Hoy encontramos las dos grandes realidades en que se desarrolla el ser humano: Luz y tinieblas. Fe e incredulidad. En la vida de cada hombre y mujer encontramos a veces una fe muy débil y más dudas que seguridades ¿qué podemos hacer? La respuesta la encontramos en el ciego de nacimiento, un hombre limitado. Pedía limosnas, dependía de la caridad para sobrevivir, sin embargo, todavía le funcionan los oídos y ha escuchado sobre Jesús.

El ciego utiliza los oídos, y la voz, por eso grita fuerte, es el grito de los descartados, de los desesperados de los abandonados, sin embargo, los que acompañan a Jesús "no quieren perder tiempo con una persona, descartada". Sin embargo, para Jesús todos cuentan. Jesús le hace una pregunta de fe: ¿Qué quieres que haga por ti?

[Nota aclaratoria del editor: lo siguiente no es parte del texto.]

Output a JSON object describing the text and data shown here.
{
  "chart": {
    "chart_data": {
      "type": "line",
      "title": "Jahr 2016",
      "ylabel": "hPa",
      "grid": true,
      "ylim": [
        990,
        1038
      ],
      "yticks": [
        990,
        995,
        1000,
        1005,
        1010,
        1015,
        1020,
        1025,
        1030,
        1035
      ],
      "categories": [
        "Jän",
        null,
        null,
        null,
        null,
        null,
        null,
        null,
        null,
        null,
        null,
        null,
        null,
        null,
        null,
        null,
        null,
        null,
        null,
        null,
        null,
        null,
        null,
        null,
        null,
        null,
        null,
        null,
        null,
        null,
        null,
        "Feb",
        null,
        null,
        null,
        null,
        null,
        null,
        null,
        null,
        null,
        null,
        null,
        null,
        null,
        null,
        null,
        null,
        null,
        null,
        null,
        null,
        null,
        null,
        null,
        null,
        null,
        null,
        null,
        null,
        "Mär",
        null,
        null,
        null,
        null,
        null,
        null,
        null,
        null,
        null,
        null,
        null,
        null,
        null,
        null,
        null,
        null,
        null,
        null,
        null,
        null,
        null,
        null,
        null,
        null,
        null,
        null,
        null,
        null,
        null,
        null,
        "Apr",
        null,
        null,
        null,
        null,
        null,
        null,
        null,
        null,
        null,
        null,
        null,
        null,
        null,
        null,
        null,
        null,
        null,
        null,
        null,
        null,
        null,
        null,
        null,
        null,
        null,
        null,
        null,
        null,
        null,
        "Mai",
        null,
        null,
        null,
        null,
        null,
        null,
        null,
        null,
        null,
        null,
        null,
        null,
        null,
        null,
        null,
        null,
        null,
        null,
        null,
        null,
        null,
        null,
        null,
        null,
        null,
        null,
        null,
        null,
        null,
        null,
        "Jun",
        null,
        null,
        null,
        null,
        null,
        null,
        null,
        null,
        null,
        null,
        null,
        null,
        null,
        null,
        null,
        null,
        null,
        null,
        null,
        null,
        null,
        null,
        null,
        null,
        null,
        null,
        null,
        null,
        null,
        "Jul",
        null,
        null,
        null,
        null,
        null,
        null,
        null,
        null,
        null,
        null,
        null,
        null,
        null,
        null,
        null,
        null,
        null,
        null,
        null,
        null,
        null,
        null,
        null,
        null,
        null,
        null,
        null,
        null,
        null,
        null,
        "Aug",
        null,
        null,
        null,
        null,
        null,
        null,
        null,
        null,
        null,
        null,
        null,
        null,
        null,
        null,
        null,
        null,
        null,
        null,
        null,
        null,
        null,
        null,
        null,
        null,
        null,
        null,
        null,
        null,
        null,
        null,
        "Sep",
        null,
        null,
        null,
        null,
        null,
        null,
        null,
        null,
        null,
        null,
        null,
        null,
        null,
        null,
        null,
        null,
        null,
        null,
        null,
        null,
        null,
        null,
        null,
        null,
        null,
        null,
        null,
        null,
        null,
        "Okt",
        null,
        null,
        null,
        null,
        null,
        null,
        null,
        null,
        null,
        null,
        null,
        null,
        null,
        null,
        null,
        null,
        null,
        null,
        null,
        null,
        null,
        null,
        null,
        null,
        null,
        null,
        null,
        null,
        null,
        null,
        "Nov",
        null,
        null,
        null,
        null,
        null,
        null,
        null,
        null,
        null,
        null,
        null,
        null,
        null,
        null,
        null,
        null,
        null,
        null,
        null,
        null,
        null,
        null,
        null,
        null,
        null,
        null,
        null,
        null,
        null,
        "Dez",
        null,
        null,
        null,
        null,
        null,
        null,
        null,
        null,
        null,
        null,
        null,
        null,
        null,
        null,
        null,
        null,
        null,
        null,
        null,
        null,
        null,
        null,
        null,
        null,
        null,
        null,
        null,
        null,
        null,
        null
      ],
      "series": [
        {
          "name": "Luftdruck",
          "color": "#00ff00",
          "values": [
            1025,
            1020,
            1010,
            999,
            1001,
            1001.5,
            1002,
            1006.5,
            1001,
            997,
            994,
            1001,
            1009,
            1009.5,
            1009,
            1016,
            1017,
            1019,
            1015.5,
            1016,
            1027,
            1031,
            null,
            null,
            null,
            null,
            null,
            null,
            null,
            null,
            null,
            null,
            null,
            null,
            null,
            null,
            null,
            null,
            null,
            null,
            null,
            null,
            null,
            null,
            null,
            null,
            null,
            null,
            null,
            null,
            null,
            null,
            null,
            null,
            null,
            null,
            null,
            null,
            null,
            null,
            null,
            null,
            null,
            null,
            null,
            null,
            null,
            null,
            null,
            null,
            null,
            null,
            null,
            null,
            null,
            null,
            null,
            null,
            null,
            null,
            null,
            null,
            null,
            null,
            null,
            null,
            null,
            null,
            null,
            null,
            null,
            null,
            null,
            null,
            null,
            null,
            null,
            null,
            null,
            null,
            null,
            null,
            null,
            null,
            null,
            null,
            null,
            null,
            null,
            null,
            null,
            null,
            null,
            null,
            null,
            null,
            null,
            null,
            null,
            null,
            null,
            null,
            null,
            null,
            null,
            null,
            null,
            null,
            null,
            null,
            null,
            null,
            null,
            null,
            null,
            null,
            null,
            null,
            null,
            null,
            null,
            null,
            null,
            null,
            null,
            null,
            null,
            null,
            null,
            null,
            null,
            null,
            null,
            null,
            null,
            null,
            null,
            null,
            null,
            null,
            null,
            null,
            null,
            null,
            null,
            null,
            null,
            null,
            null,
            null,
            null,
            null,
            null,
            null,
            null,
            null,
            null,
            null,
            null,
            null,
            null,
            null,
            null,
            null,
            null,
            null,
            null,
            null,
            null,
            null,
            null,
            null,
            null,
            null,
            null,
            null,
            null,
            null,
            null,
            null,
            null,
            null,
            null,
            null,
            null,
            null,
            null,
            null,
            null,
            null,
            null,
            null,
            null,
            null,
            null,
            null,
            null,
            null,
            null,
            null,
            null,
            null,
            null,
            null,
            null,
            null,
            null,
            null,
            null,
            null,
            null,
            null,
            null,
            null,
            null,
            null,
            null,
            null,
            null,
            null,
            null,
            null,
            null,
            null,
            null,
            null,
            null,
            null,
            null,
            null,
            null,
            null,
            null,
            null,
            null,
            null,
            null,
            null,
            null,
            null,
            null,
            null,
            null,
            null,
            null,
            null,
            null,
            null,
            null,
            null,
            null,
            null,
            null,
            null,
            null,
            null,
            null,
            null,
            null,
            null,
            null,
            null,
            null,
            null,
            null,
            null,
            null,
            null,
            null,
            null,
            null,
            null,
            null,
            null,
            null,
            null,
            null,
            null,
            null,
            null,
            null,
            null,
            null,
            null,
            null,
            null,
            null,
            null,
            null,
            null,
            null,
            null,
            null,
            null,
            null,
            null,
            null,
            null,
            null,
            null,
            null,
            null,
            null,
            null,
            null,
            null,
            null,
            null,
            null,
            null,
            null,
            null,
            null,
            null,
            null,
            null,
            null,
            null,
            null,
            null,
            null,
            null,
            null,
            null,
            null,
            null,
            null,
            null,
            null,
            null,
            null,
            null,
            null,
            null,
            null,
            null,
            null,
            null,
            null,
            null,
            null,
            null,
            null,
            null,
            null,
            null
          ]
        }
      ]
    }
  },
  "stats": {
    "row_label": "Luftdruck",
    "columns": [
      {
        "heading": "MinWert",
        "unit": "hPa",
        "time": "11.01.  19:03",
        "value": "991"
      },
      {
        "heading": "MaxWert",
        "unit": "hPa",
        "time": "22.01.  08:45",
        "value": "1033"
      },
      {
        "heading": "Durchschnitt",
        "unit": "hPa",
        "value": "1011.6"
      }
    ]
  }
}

Jesús toma la iniciativa en materia de fe, a él le toca actuar en nosotros. La única responsabilidad del ciego Bartimeo

era abrirse a Dios, ya que nosotros no podemos producir la fe. El abrió su corazón con humildad, al manantial de fe viva, "a la luz del mundo".

Hoy Jesús te hace a ti la misma pregunta: ¿Qué quieres que haga por ti?, pregunta que también como Iglesia debemos hacerla al mundo que busca la luz. Bartimeo es un ejemplo de fe viva , para que como Iglesia nos abramos a la gracia del Señor, con humildad, y " nos comprometamos al anuncio de la nueva evangelización , con una visión nueva", llevando la alegría del evangelio que llena el corazón y la vida entera de aquellos que a través de nosotros encuentran a Jesús, como hicieron nuestros amigos los santos cuya fiesta celebramos este 1 de Noviembre, y que la Iglesia nos propone como ejemplo de entrega y de fe comprometida en Cristo .

En esta semana después de rezar el rosario, te invito a reflexionar sobre estos santos anónimos que vivieron en nuestra comunidad, en nuestra familia, y que fueron ejemplos de alegría y de esperanza, por todos ellos te damos gracias Señor.